A Study to Assess the Impact of Multiple Doses of AZD6234 on a Single Dose of Combined Oral Contraceptive in Female Participants

Eligibility Criteria

• * All participants must have a negative pregnancy test at the Screening Visit and on admission to the Clinical Unit.
• * Women of childbearing potential must not be lactating and if heterosexually active, must agree to use an approved method of highly effective contraception.
• * Females of non-childbearing potential must be confirmed at the Screening Visit.
• * Have a Body Mass Index (BMI) ≥ 25 kg/m2 inclusive and weigh at least 60 kg.
• * History of any clinically important disease or disorder (gastroparesis, deep vein thrombosis, previous surgery of the upper gastrointestinal tract, cardiovascular disease, neuromuscular or neurogenic disease, severe vitamin D deficiency, type I or type II diabetes mellitus, glycated hemoglobin (HbA1c) ≥ 6.5%) at screening.
• * History or presence of gastrointestinal, hepatic, or renal disease or any other condition known to interfere with absorption, distribution, metabolism, or excretion of drugs.

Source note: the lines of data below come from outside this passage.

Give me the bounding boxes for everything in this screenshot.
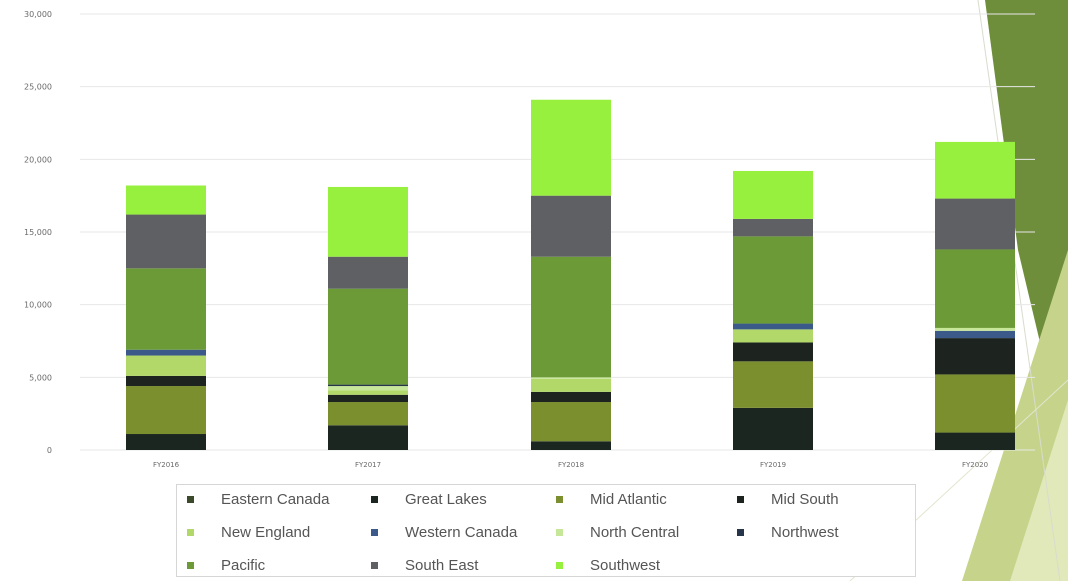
legend-label: Mid Atlantic — [590, 490, 667, 508]
bar-segment-great-lakes-fy2019 — [733, 407, 813, 450]
bar-segment-south-east-fy2019 — [733, 218, 813, 237]
bar-segment-great-lakes-fy2016 — [126, 434, 206, 450]
legend-label: Northwest — [771, 523, 839, 541]
legend-item: Great Lakes — [371, 489, 487, 509]
legend-swatch — [187, 528, 194, 536]
legend-swatch — [371, 528, 378, 536]
bar-segment-great-lakes-fy2020 — [935, 432, 1015, 450]
bar-segment-new-england-fy2016 — [126, 355, 206, 376]
bar-segment-pacific-fy2016 — [126, 268, 206, 350]
legend-item: New England — [187, 522, 310, 542]
bar-segment-southwest-fy2017 — [328, 186, 408, 257]
x-tick-label: FY2019 — [760, 461, 786, 469]
bar-segment-great-lakes-fy2017 — [328, 425, 408, 450]
y-tick-label: 25,000 — [24, 83, 52, 92]
legend-label: Eastern Canada — [221, 490, 330, 508]
bar-segment-pacific-fy2018 — [531, 256, 611, 378]
legend-item: Pacific — [187, 555, 265, 575]
y-axis-tick-labels: 0 5,000 10,000 15,000 20,000 25,000 30,000 — [24, 10, 52, 455]
y-tick-label: 20,000 — [24, 155, 52, 164]
bar-segment-southwest-fy2018 — [531, 99, 611, 196]
bar-segment-south-east-fy2020 — [935, 198, 1015, 250]
bar-segment-mid-south-fy2020 — [935, 338, 1015, 375]
legend-label: Southwest — [590, 556, 661, 574]
bar-segment-south-east-fy2018 — [531, 195, 611, 257]
legend-item: Southwest — [556, 555, 660, 575]
legend-swatch — [737, 528, 744, 536]
legend-label: Pacific — [221, 556, 266, 574]
x-tick-label: FY2020 — [962, 461, 988, 469]
bar-segment-north-central-fy2017 — [328, 386, 408, 391]
legend-item: Western Canada — [371, 522, 517, 542]
bars — [126, 99, 1015, 450]
bar-segment-mid-south-fy2017 — [328, 394, 408, 403]
x-tick-label: FY2016 — [153, 461, 180, 469]
legend-swatch — [371, 561, 378, 569]
bar-segment-western-canada-fy2020 — [935, 330, 1015, 339]
legend-swatch — [187, 495, 194, 503]
bar-segment-great-lakes-fy2018 — [531, 441, 611, 450]
bar-segment-south-east-fy2016 — [126, 214, 206, 269]
y-tick-label: 15,000 — [24, 228, 52, 237]
y-tick-label: 5,000 — [29, 373, 52, 382]
bar-segment-southwest-fy2016 — [126, 185, 206, 215]
bar-segment-new-england-fy2017 — [328, 390, 408, 395]
bar-segment-north-central-fy2020 — [935, 327, 1015, 331]
bar-segment-pacific-fy2019 — [733, 236, 813, 324]
bar-segment-mid-south-fy2016 — [126, 375, 206, 387]
bar-segment-southwest-fy2019 — [733, 170, 813, 219]
bar-segment-mid-atlantic-fy2017 — [328, 402, 408, 426]
legend-label: Great Lakes — [405, 490, 487, 508]
bar-segment-mid-south-fy2019 — [733, 342, 813, 362]
bar-segment-mid-atlantic-fy2016 — [126, 386, 206, 435]
legend-swatch — [556, 495, 563, 503]
chart-legend: Eastern Canada Great Lakes Mid Atlantic Mid… — [176, 484, 916, 577]
legend-item: South East — [371, 555, 478, 575]
bar-segment-pacific-fy2017 — [328, 288, 408, 385]
bar-segment-western-canada-fy2016 — [126, 349, 206, 356]
legend-swatch — [187, 561, 194, 569]
bar-segment-mid-atlantic-fy2020 — [935, 374, 1015, 433]
bar-segment-pacific-fy2020 — [935, 249, 1015, 328]
y-tick-label: 30,000 — [24, 10, 52, 19]
x-tick-label: FY2017 — [355, 461, 381, 469]
bar-segment-western-canada-fy2019 — [733, 323, 813, 330]
y-tick-label: 10,000 — [24, 301, 52, 310]
legend-label: Mid South — [771, 490, 839, 508]
bar-segment-south-east-fy2017 — [328, 256, 408, 289]
bar-segment-mid-south-fy2018 — [531, 391, 611, 403]
legend-swatch — [556, 561, 563, 569]
legend-label: Western Canada — [405, 523, 518, 541]
legend-item: North Central — [556, 522, 679, 542]
y-tick-label: 0 — [47, 446, 52, 455]
bar-segment-southwest-fy2020 — [935, 141, 1015, 199]
bar-segment-new-england-fy2018 — [531, 378, 611, 392]
legend-label: South East — [405, 556, 479, 574]
legend-item: Mid South — [737, 489, 839, 509]
x-tick-label: FY2018 — [558, 461, 584, 469]
deco-thin-line — [977, 0, 1061, 581]
legend-label: New England — [221, 523, 311, 541]
bar-segment-northwest-fy2017 — [328, 384, 408, 387]
bar-segment-mid-atlantic-fy2019 — [733, 361, 813, 408]
legend-swatch — [556, 528, 563, 536]
bar-segment-new-england-fy2019 — [733, 329, 813, 343]
legend-item: Mid Atlantic — [556, 489, 667, 509]
bar-segment-north-central-fy2018 — [531, 377, 611, 379]
legend-swatch — [371, 495, 378, 503]
legend-label: North Central — [590, 523, 680, 541]
x-axis-tick-labels: FY2016 FY2017 FY2018 FY2019 FY2020 — [153, 461, 988, 469]
bar-segment-mid-atlantic-fy2018 — [531, 402, 611, 442]
legend-item: Eastern Canada — [187, 489, 329, 509]
legend-swatch — [737, 495, 744, 503]
legend-item: Northwest — [737, 522, 839, 542]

• * Any clinically important illness, medical/surgical procedure, or trauma.
• * Any laboratory values with deviations or clinically important abnormalities in clinical chemistry, hematology, or urinalysis.
• * Any positive result on screening for serum Hepatitis B surface antigen (HBsAg), Hepatitis B core antibody (HBcAb) or Human immunodeficiency virus (HIV).
• * Abnormal vital signs.
• * Any clinically important abnormalities in rhythm, conduction, or morphology of the resting 12 lead electrocardiogram (ECG), at screening.
• * Current smokers or those who have smoked or used nicotine products.
• * Known or suspected history of alcohol or drug abuse or excessive intake of alcohol.
• * History of severe allergy/hypersensitivity or ongoing clinically important allergy/hypersensitivity.
• * Statin treatment within 4 weeks prior to the start of study treatment.
• * Current use of estrogen-containing products.